Настоятель ушел в соседнюю комнату и вынес оттуда брезентовую штормовку и брюки:

– Вот, отец Симон, дарю! Для твоего роста подойдет. Шил когда‑то для себя, мечтал о пустыне…

Выйдя из кабинета, отец Пимен почти бегом поспешил к батюшке. Я, кашляя, устремился за ним.

– Отче, дорогой, наместник подписал наши прошения! – с порога выпалил мой друг.

– Что ж, Бог вас благословит! – удовлетворенно сказал старец. – А Святейшему я расскажу о вас, чтобы все было по благословению…

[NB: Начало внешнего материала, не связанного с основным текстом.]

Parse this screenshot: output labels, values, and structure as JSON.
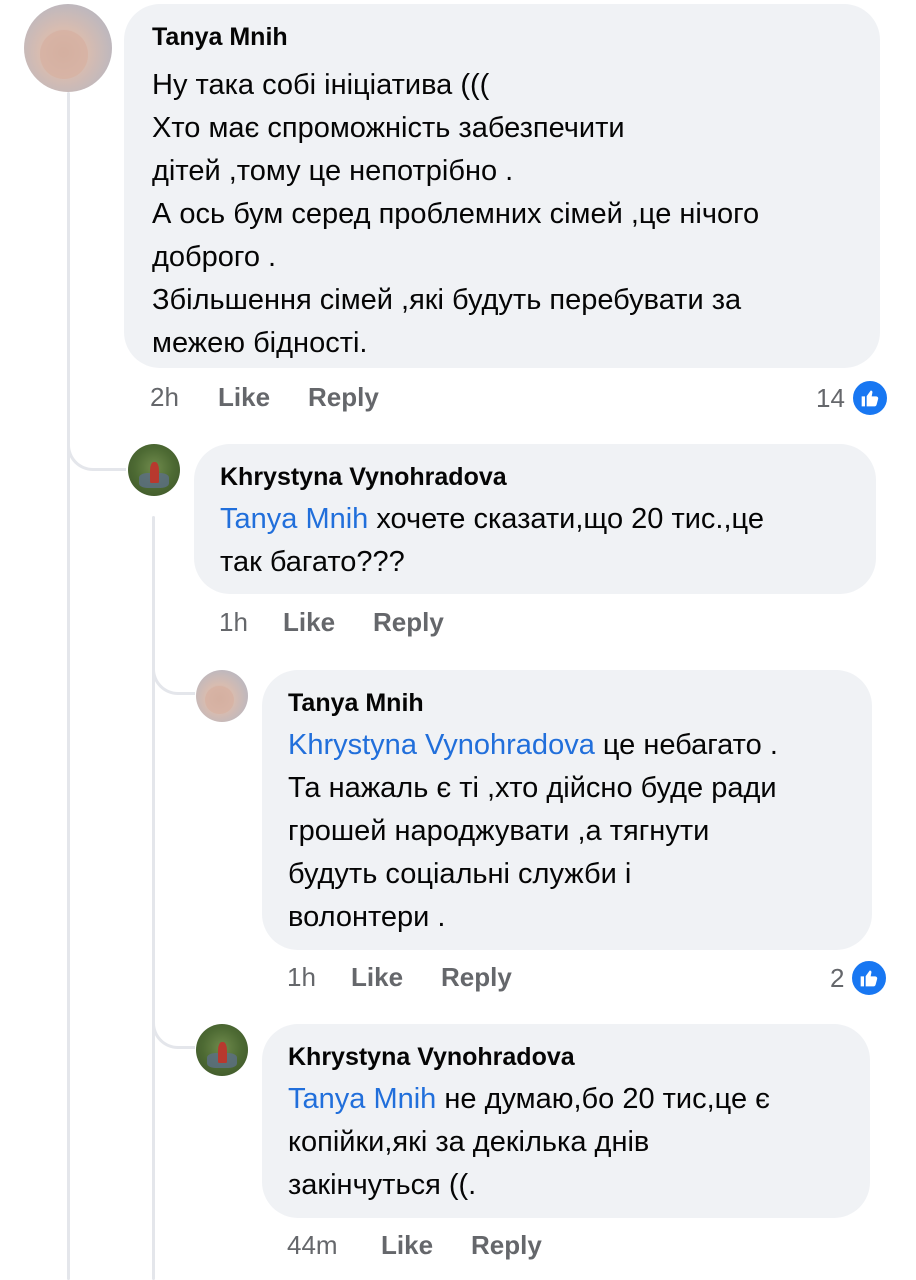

Когда мы выходили из кельи, старец тихо тронул меня за рукав:

– Ну что, на свободу, отец Симон?

– На свободу, батюшка…

Как позже сообщил нам отец Кирилл, Патриарх, узнав, что двое монахов Лавры, духовных чад батюшки, подали прошения на молитвенное уединение и строительство скита в Абхазии, заметил: «Слава Богу, что еще есть такие монахи… Пусть едут! А с блаженнейшим Илией я улажу…» Грузинский Патриарх не стал препятствовать нашему поселению в его владениях, только ответил: «Пусть сидят тихо и не занимаются никакой пропагандой…»

Через неделю мы получили от наместника официальное разрешение на отъезд в Абхазию для строительства скита с сохранением нас в списках братии. Еще он благословил казначею и вновь назначенному эконому оказывать нам всяческую помощь и содействие. Кстати сказать, новым экономом стал монах, с которым мы вместе жили послушниками бок о бок в одной келье. В дальнейшем он проявил недюжинный талант в хозяйственных делах монастыря и большие организаторские способности, став впоследствии видным епископом Православной Церкви. В восстанавливающийся монастырь игуменом был определен другой насельник Лавры, почитаемый всеми проповедник и богослов, преподаватель Духовной академии.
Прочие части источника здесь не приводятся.